Novobind has turned away five times the investment it received, says Abnousi, but he believes people are just as valuable. This past summer, Novobind received investment from Lallemand, a world leader in animal nutrition with which it will be partnering on research and development.
“Validation can come in the form of external partners it can come in terms of internal competence,” says Urban, who anticipates further expansion for the company.
The investments in the three companies dwarf the cash available to start-ups in BC, however. Kevin Harvey, portfolio manager with the investment capital branch of the BC Ministry of Jobs, Trade and Technology, painted a modest picture of the capital flowing to fledgling agriculture technology companies in BC.

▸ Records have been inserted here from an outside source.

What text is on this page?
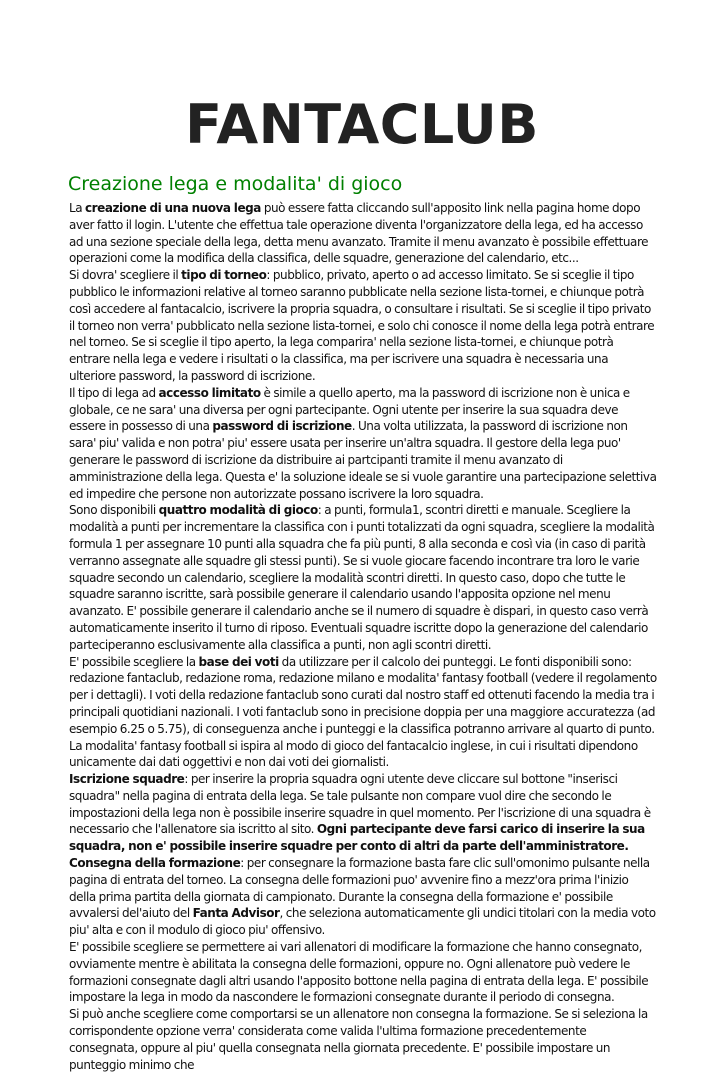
FANTACLUB
Creazione lega e modalita' di gioco

La creazione di una nuova lega può essere fatta cliccando sull'apposito link nella pagina home dopo aver fatto il login. L'utente che effettua tale operazione diventa l'organizzatore della lega, ed ha accesso ad una sezione speciale della lega, detta menu avanzato. Tramite il menu avanzato è possibile effettuare operazioni come la modifica della classifica, delle squadre, generazione del calendario, etc...

Si dovra' scegliere il tipo di torneo: pubblico, privato, aperto o ad accesso limitato. Se si sceglie il tipo pubblico le informazioni relative al torneo saranno pubblicate nella sezione lista-tornei, e chiunque potrà così accedere al fantacalcio, iscrivere la propria squadra, o consultare i risultati. Se si sceglie il tipo privato il torneo non verra' pubblicato nella sezione lista-tornei, e solo chi conosce il nome della lega potrà entrare nel torneo. Se si sceglie il tipo aperto, la lega comparira' nella sezione lista-tornei, e chiunque potrà entrare nella lega e vedere i risultati o la classifica, ma per iscrivere una squadra è necessaria una ulteriore password, la password di iscrizione.

Il tipo di lega ad accesso limitato è simile a quello aperto, ma la password di iscrizione non è unica e globale, ce ne sara' una diversa per ogni partecipante. Ogni utente per inserire la sua squadra deve essere in possesso di una password di iscrizione. Una volta utilizzata, la password di iscrizione non sara' piu' valida e non potra' piu' essere usata per inserire un'altra squadra. Il gestore della lega puo' generare le password di iscrizione da distribuire ai partcipanti tramite il menu avanzato di amministrazione della lega. Questa e' la soluzione ideale se si vuole garantire una partecipazione selettiva ed impedire che persone non autorizzate possano iscrivere la loro squadra.

Sono disponibili quattro modalità di gioco: a punti, formula1, scontri diretti e manuale. Scegliere la modalità a punti per incrementare la classifica con i punti totalizzati da ogni squadra, scegliere la modalità formula 1 per assegnare 10 punti alla squadra che fa più punti, 8 alla seconda e così via (in caso di parità verranno assegnate alle squadre gli stessi punti). Se si vuole giocare facendo incontrare tra loro le varie squadre secondo un calendario, scegliere la modalità scontri diretti. In questo caso, dopo che tutte le squadre saranno iscritte, sarà possibile generare il calendario usando l'apposita opzione nel menu avanzato. E' possibile generare il calendario anche se il numero di squadre è dispari, in questo caso verrà automaticamente inserito il turno di riposo. Eventuali squadre iscritte dopo la generazione del calendario parteciperanno esclusivamente alla classifica a punti, non agli scontri diretti.

E' possibile scegliere la base dei voti da utilizzare per il calcolo dei punteggi. Le fonti disponibili sono: redazione fantaclub, redazione roma, redazione milano e modalita' fantasy football (vedere il regolamento per i dettagli). I voti della redazione fantaclub sono curati dal nostro staff ed ottenuti facendo la media tra i principali quotidiani nazionali. I voti fantaclub sono in precisione doppia per una maggiore accuratezza (ad esempio 6.25 o 5.75), di conseguenza anche i punteggi e la classifica potranno arrivare al quarto di punto. La modalita' fantasy football si ispira al modo di gioco del fantacalcio inglese, in cui i risultati dipendono unicamente dai dati oggettivi e non dai voti dei giornalisti.

Iscrizione squadre: per inserire la propria squadra ogni utente deve cliccare sul bottone "inserisci squadra" nella pagina di entrata della lega. Se tale pulsante non compare vuol dire che secondo le impostazioni della lega non è possibile inserire squadre in quel momento. Per l'iscrizione di una squadra è necessario che l'allenatore sia iscritto al sito. Ogni partecipante deve farsi carico di inserire la sua squadra, non e' possibile inserire squadre per conto di altri da parte dell'amministratore.

Consegna della formazione: per consegnare la formazione basta fare clic sull'omonimo pulsante nella pagina di entrata del torneo. La consegna delle formazioni puo' avvenire fino a mezz'ora prima l'inizio della prima partita della giornata di campionato. Durante la consegna della formazione e' possibile avvalersi del'aiuto del Fanta Advisor, che seleziona automaticamente gli undici titolari con la media voto piu' alta e con il modulo di gioco piu' offensivo.

E' possibile scegliere se permettere ai vari allenatori di modificare la formazione che hanno consegnato, ovviamente mentre è abilitata la consegna delle formazioni, oppure no. Ogni allenatore può vedere le formazioni consegnate dagli altri usando l'apposito bottone nella pagina di entrata della lega. E' possibile impostare la lega in modo da nascondere le formazioni consegnate durante il periodo di consegna.

Si può anche scegliere come comportarsi se un allenatore non consegna la formazione. Se si seleziona la corrispondente opzione verra' considerata come valida l'ultima formazione precedentemente consegnata, oppure al piu' quella consegnata nella giornata precedente. E' possibile impostare un punteggio minimo che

Programs such as the province’s Small Business Venture Capital program have $38.5 million available, and Harvey says that’s managed to leverage $120 million into the BC venture capital ecosystem. A mere $3 million is available for agritech initiatives, however.
Companies funded through the program in the past include plant-based food processor Daiya Foods Inc., but there are plenty more looking for financing inside and outside the province. Several attended the Vantec networking session, including BarrelWise Technologies, which won the province’s Agritech Innovation Challenge this summer with a technology to improve management of barrel-aged wines; Plant Veda, which describes itself as “a plant-based mylk company on a mission to reduce climate change by shifting humans to plant-based diet;” and Susgrainable Health Foods, which upcycles spent mash from brewing operations into baked goods, flour and other ingredients.